After the main body of the promissory note, clauses are inserted to define the terms of the agreement. The most commonly used clauses are:
- Interest Due in the Event of Default. This is the interest rate assessed if the borrower defaults on the agreement.
- Payment Allocation. This is an explanation of how the payments made are split between the principal and the balance.
- Acceleration. This is an explanation of the lender’s legal right to demand immediate and full repayment of the outstanding balance if the borrower doesn’t follow the terms of the agreement.
- Prepayment. This clause explains whether the lender will assess a financial penalty if the borrower pays off the loan early.
- Attorney Fees and Costs. This is an explanation of how incurred attorney fees and costs by either or both parties will be paid if there is a legal dispute over the Wyoming promissory note.
- Waiver of Presentments.
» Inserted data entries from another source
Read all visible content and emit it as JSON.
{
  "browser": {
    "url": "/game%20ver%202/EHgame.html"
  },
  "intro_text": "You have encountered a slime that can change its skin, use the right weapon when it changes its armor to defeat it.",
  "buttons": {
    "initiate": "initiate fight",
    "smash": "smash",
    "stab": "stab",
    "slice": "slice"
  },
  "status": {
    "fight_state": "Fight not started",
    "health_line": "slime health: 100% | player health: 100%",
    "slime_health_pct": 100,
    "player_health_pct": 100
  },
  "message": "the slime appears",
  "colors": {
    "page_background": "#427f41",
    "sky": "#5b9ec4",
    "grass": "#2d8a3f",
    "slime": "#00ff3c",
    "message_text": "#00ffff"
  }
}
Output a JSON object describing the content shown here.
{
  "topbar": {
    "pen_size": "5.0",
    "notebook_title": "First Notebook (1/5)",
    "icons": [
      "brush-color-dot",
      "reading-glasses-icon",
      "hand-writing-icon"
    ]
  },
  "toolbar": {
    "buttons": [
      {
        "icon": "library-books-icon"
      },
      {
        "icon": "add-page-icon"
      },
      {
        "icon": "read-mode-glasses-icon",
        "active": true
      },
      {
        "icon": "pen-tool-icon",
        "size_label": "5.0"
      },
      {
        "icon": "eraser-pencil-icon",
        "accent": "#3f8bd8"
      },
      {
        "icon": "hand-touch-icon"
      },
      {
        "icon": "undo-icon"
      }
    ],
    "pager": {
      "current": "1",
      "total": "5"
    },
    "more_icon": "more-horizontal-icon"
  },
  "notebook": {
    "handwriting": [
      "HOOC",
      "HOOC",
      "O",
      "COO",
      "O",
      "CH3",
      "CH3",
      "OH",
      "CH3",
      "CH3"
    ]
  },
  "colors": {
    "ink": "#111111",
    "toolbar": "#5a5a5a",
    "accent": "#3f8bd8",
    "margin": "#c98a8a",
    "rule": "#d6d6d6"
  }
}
This is an explanation to the borrower that the lender doesn’t have to be physically present when payments are made.
- Severability. A clause that explains how the remainder of the note will still be valid if one part is found unenforceable.
- Conflicting Terms. An explanation of how conflicting terms will be resolved if they are found in the contract.
- Notice. An explanation on whether the borrower will be notified if the lender sues for default.
- Governing Law. A clause that lists the state whose laws will be used to govern the agreement and any related legal dispute.
A Wyoming promissory note doesn’t need to be signed in front of a notary. To make the agreement legally binding, the borrower should sign and date the agreement. If there is a co-signer, they must also sign and date the agreement.